The church's lawyer, Elliot Abelson, dismisses speculation about her death as gossip. "We care more about Lisa than they do," he says. Be that as it may, the church must now appear in court to answer charges of abuse or neglect of a disabled adult and the unauthorised practice of medicine. If found responsible, it faces a $5,000 fine on each count, although the court can impose additional penalties, including seizure of property.

An affidavit by AL Strope, a Florida Department of Law Enforcement special agent, tells the story of her final days. McPherson was hyperactive, suffering delusions and hallucinations during her stay at the Fort Harrison, tried to harm herself and others and was restrained and prevented from leaving her room.

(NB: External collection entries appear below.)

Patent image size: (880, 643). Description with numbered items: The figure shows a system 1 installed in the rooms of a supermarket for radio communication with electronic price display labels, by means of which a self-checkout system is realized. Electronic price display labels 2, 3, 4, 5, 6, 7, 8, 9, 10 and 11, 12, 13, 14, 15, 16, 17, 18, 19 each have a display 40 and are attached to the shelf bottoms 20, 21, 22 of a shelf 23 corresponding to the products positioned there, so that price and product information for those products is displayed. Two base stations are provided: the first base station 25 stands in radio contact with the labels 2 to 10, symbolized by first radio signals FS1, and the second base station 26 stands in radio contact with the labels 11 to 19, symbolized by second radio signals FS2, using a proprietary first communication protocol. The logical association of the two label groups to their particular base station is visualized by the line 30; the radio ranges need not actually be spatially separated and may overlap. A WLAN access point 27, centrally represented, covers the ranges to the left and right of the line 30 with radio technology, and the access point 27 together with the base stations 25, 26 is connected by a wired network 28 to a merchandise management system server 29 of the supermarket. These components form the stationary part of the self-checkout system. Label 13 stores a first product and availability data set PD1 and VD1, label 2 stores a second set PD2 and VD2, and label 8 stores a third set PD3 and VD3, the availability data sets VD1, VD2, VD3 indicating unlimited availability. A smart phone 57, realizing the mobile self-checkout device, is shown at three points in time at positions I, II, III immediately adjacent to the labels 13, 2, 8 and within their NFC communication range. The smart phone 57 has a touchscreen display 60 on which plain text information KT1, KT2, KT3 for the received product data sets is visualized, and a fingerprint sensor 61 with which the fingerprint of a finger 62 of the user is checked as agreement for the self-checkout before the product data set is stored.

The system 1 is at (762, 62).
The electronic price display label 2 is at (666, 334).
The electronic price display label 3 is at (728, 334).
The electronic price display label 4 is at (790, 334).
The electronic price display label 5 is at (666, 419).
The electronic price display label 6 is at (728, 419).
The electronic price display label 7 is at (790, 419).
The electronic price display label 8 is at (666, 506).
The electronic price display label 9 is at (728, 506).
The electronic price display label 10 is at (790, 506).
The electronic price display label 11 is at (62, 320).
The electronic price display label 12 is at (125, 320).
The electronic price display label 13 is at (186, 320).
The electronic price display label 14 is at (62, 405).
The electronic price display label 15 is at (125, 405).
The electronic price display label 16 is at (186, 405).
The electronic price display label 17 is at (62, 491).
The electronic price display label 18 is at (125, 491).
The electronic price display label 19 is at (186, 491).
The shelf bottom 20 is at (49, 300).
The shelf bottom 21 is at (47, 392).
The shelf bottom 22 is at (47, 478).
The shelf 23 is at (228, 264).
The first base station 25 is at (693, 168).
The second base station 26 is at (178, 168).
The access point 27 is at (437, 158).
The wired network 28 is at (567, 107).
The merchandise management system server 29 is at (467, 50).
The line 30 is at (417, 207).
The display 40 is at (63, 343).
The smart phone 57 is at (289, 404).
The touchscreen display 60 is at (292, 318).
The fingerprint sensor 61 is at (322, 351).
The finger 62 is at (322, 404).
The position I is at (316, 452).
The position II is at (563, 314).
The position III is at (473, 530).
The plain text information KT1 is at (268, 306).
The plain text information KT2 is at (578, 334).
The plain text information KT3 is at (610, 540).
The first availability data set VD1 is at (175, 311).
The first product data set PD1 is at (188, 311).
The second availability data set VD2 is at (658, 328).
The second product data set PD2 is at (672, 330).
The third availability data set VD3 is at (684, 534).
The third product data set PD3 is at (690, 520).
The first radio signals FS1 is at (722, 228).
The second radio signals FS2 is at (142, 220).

She urinated and defecated on herself, talked to people who were not there, crawled around the floor and took showers while fully dressed, Strope said. Scientology staff members gave her magnesium chloride injections to try to make her sleep, along with vitamins, herbal sleep remedies and prescription drugs.

One of those who treated McPherson was Janice Johnson, who was then an anaesthesiologist but has let her licence lapse. On McPherson's final day, a Scientologist doctor was contacted and said she should be taken to the nearest hospital if she was very ill. Instead, she was driven to his hospital, 45 minutes away.

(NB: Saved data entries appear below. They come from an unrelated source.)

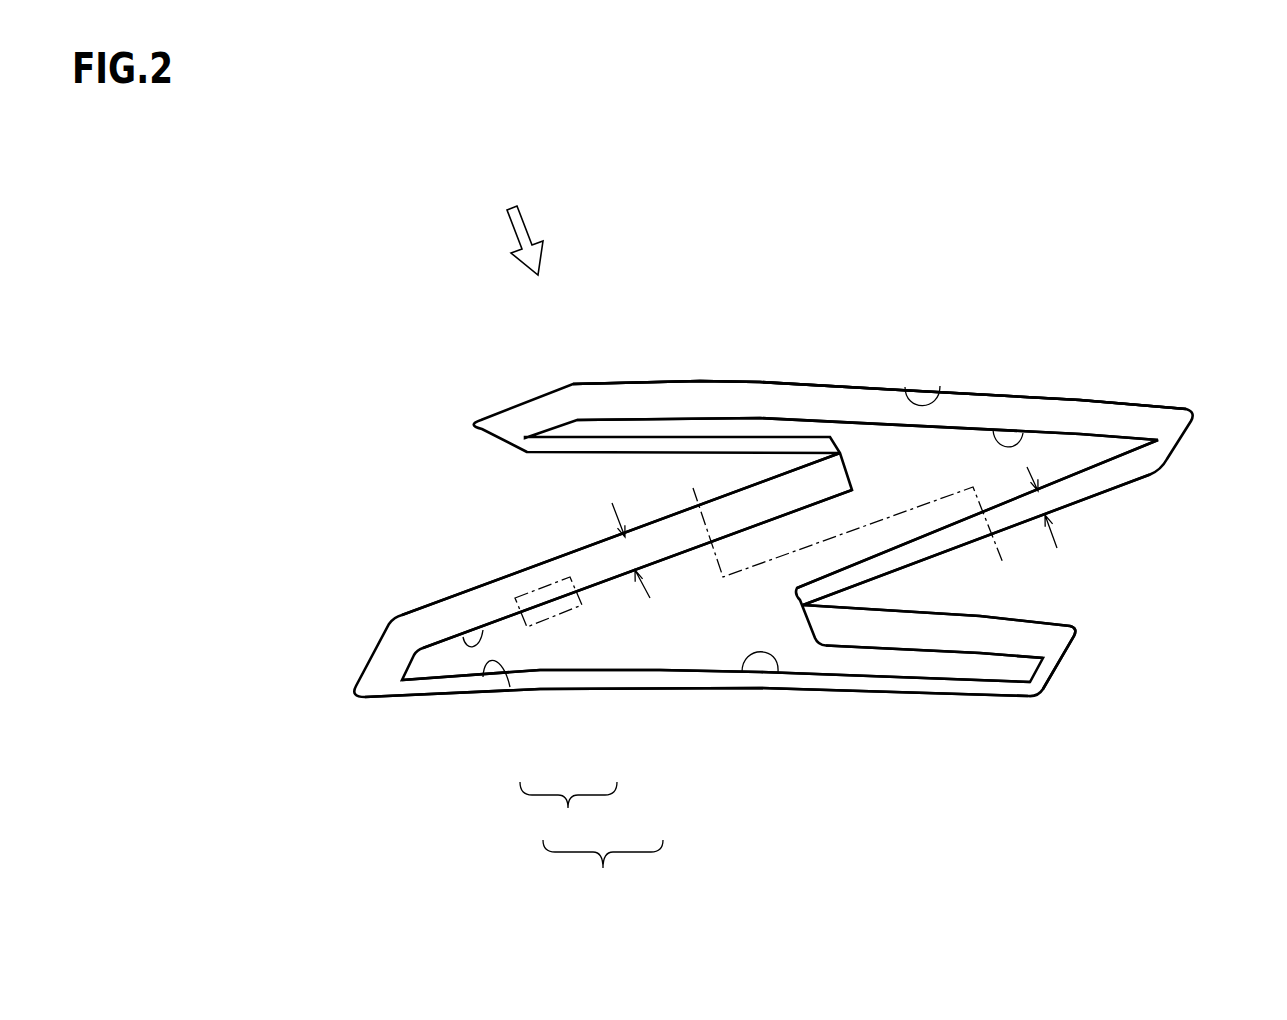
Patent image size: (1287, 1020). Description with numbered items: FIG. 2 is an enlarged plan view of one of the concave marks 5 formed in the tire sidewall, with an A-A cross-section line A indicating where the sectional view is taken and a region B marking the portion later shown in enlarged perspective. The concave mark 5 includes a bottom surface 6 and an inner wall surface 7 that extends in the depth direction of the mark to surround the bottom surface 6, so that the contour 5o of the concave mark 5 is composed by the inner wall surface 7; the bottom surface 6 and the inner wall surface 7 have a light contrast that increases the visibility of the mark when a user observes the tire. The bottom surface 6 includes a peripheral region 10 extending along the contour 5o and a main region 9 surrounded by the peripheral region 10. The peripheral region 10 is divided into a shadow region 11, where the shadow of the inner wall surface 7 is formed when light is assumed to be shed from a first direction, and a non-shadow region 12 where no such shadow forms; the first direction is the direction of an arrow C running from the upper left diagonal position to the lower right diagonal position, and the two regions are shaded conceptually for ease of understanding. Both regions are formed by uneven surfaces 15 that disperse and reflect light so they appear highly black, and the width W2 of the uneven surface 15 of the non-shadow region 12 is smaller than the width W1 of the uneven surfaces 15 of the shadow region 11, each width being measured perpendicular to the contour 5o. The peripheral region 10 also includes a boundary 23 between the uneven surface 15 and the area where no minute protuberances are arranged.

The concave mark 5 is at (502, 356).
The contour 5o is at (695, 383).
The shadow region 11 is at (779, 391).
The inner wall surface 7 is at (940, 386).
The boundary 23 is at (1023, 433).
The non-shadow region 12 is at (1130, 486).
The uneven surface 15 is at (895, 630).
The main region 9 is at (677, 645).
The peripheral region 10 is at (568, 814).
The bottom surface 6 is at (603, 870).
The width of the uneven surfaces of the shadow region W1 is at (617, 552).
The width of the uneven surface of the non-shadow region W2 is at (1053, 508).
The A-A cross-section line A is at (848, 530).
The region B is at (547, 567).
The arrow C is at (518, 224).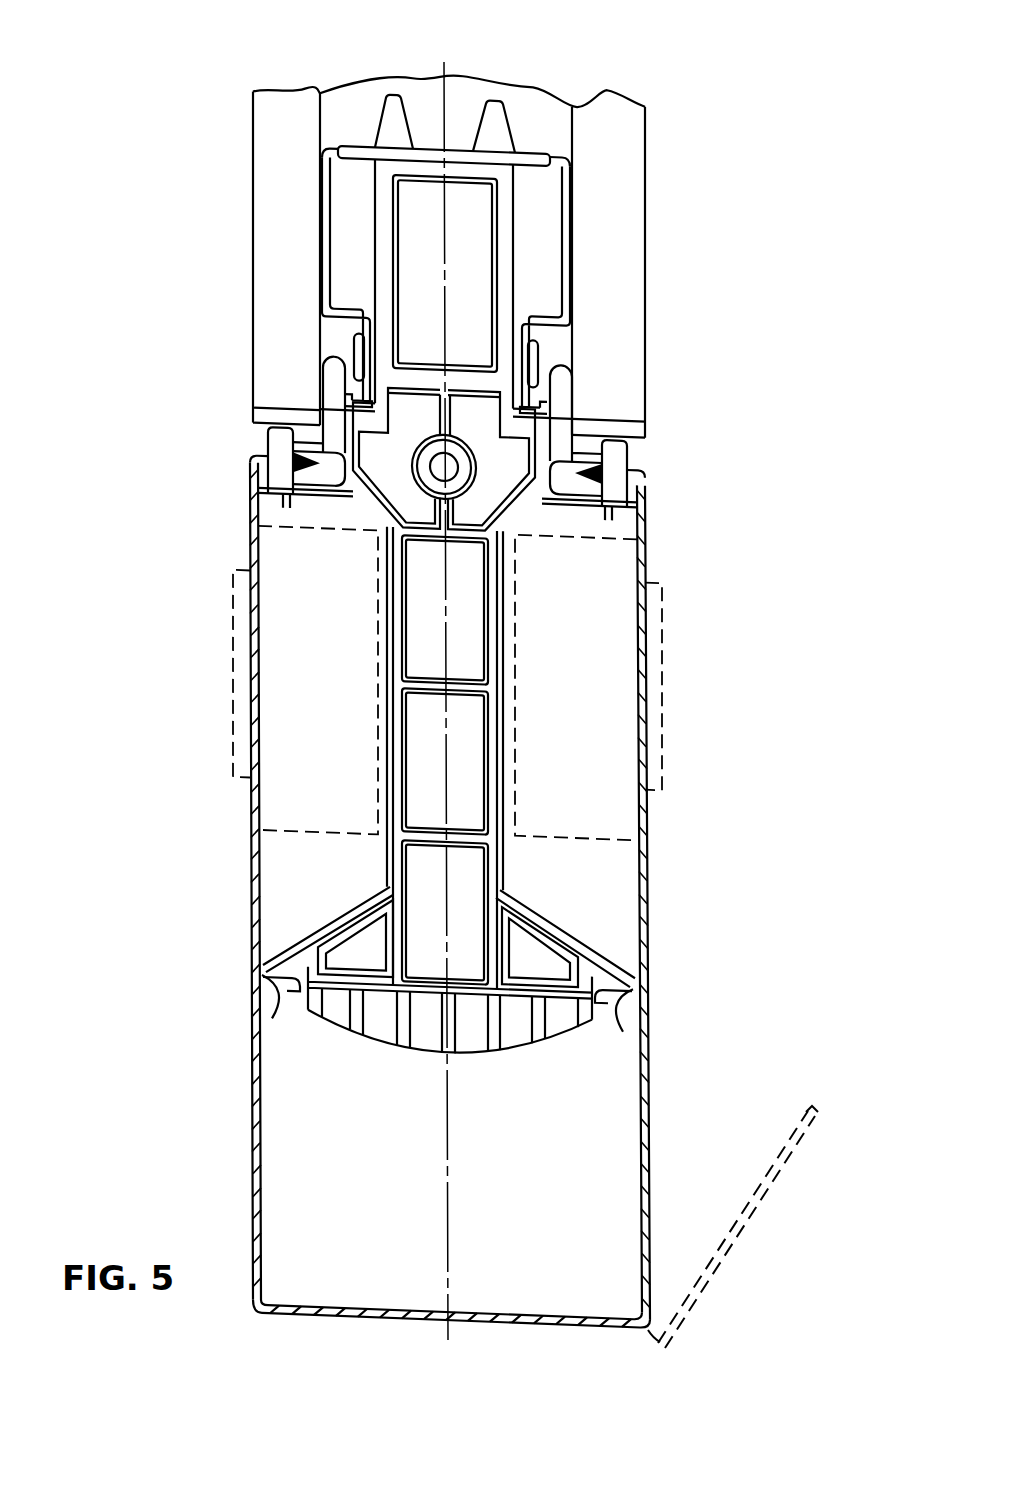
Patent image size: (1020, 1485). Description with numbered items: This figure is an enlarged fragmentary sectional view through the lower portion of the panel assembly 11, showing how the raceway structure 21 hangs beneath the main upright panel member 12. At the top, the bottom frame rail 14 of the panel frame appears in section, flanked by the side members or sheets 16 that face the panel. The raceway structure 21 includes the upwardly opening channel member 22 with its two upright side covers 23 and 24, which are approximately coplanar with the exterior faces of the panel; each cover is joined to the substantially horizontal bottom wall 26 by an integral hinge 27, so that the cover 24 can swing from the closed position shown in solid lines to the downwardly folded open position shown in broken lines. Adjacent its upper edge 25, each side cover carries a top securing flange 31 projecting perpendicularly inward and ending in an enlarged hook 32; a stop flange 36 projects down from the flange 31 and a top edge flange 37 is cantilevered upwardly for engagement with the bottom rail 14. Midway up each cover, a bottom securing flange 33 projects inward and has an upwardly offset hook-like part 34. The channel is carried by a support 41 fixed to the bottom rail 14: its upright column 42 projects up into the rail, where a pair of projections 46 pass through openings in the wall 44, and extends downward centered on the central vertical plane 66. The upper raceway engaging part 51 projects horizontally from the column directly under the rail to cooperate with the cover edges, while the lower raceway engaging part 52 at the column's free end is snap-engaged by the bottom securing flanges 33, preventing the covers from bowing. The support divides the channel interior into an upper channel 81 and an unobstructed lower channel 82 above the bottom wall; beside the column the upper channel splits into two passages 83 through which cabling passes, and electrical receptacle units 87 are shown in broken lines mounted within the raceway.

The panel assembly 11 is at (138, 400).
The main upright panel member 12 is at (660, 186).
The bottom frame rail 14 is at (553, 352).
The side members or sheets 16 is at (270, 252).
The raceway structure 21 is at (168, 858).
The channel member 22 is at (665, 862).
The side cover 23 is at (258, 1118).
The side cover 24 is at (642, 1102).
The upper edge 25 is at (637, 475).
The bottom wall 26 is at (535, 1315).
The integral hinge 27 is at (293, 1307).
The top securing flange 31 is at (260, 458).
The hook 32 is at (607, 478).
The bottom securing flange 33 is at (262, 1004).
The upwardly offset part 34 is at (610, 1002).
The stop flange 36 is at (273, 483).
The top edge flange 37 is at (273, 442).
The support 41 is at (378, 778).
The upright column 42 is at (490, 687).
The wall 44 is at (455, 153).
The projections 46 is at (395, 125).
The upper raceway engaging part 51 is at (355, 505).
The lower raceway engaging part 52 is at (575, 925).
The central vertical plane 66 is at (452, 1185).
The upper channel 81 is at (602, 792).
The lower channel 82 is at (593, 1185).
The passages 83 is at (304, 884).
The electrical receptacle units 87 is at (310, 665).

The church is not charged with killing McPherson and the only way in which it can really be damaged is in terms of how it is perceived. But that matters to Scientology. David Miscavige, the Scientologists' 38-year-old leader, knows how crucial it is to make his peace with Clearwater's mayor and police and, on a broader front, to extend his church's tax-exempt status across Europe by the end of next year. "If I make an effort to resolve something, I have every intention of doing so," he said last month in what is claimed to be his first and only newspaper interview, with the St Petersburg Times. And he acknowledges that the McPherson case might have been handled differently.

"Do I think that we should work with the community or the police or the medical people to work out what to do if there's another Scientologist who needs care and we want to avoid psychiatric treatment? Yes, I do. No matter what the circumstance, anybody would want to do something to avoid someone dying." None of this convinces Bob Minton, a 51-year-old former investment banker who retired early after making his pile and paid for a law suit filed on behalf of McPherson. Nearly three years ago the multimillionaire was browsing the Internet when he found stories about people being harassed by Scientology. Since then, he has become known as the church's number one opponent and given more than $1.7 million to its harshest critics.

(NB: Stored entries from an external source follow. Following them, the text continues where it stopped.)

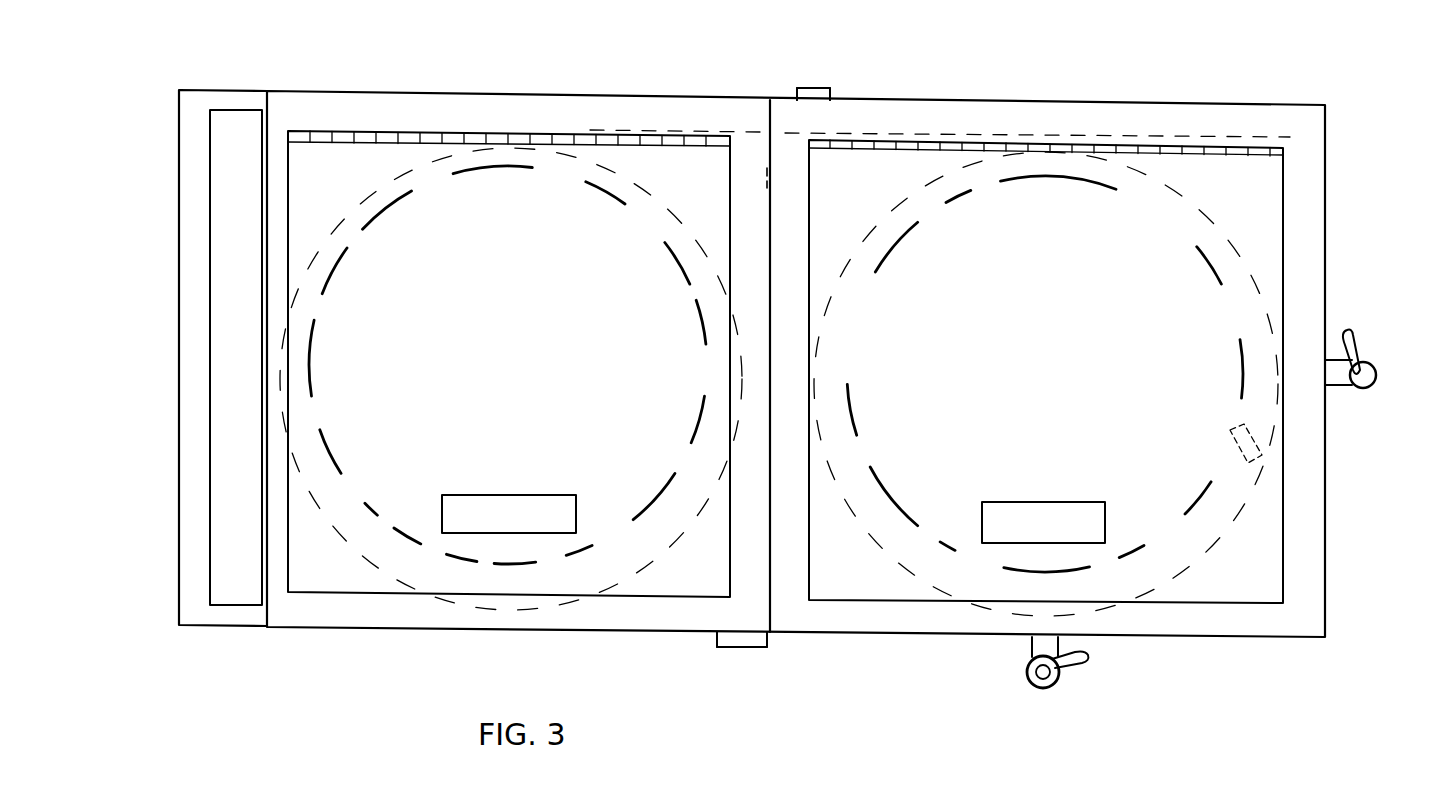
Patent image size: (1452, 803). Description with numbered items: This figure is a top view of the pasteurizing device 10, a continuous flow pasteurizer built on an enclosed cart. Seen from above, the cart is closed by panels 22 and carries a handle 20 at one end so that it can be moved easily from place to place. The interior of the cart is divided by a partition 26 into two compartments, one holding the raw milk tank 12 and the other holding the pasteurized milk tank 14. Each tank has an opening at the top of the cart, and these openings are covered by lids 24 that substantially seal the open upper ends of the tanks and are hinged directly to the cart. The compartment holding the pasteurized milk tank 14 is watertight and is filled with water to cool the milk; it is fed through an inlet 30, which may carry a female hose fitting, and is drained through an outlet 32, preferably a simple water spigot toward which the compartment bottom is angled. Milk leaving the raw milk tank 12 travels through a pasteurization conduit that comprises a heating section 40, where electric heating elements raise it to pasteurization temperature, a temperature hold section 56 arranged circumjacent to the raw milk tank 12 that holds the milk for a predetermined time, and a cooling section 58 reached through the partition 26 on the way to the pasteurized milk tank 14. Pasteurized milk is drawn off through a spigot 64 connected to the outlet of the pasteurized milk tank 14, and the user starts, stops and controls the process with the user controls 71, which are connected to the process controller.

The pasteurizing device 10 is at (1240, 77).
The raw milk tank 12 is at (420, 540).
The pasteurized milk tank 14 is at (1185, 513).
The handle 20 is at (180, 446).
The panels 22 is at (975, 100).
The lids 24 is at (737, 160).
The partition 26 is at (755, 100).
The inlet 30 is at (805, 88).
The outlet 32 is at (1375, 355).
The heating section 40 is at (507, 301).
The temperature hold section 56 is at (362, 185).
The cooling section 58 is at (1246, 250).
The spigot 64 is at (1062, 675).
The user controls 71 is at (742, 642).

"The more I got involved in the church of Scientology, the more frightening the organisation as a whole became to me," he says. He has been arrested after a scuffle with Scientologists, displeased police after firing a shotgun when his New Hampshire estate was being picketed, and claims he has been invited to join the church. Scientologists say he has an "emotional problem".

McPherson's ashes were scattered over the graves of her brother and father, who also died by his own hand. Every so often her mother, Fannie, walks by a Dianetics (forerunner to Scientology) office in Dallas, Texas. "When I see those poor things going into that place I want to go in there and scream: 'Get out. You don't know what you're getting into'."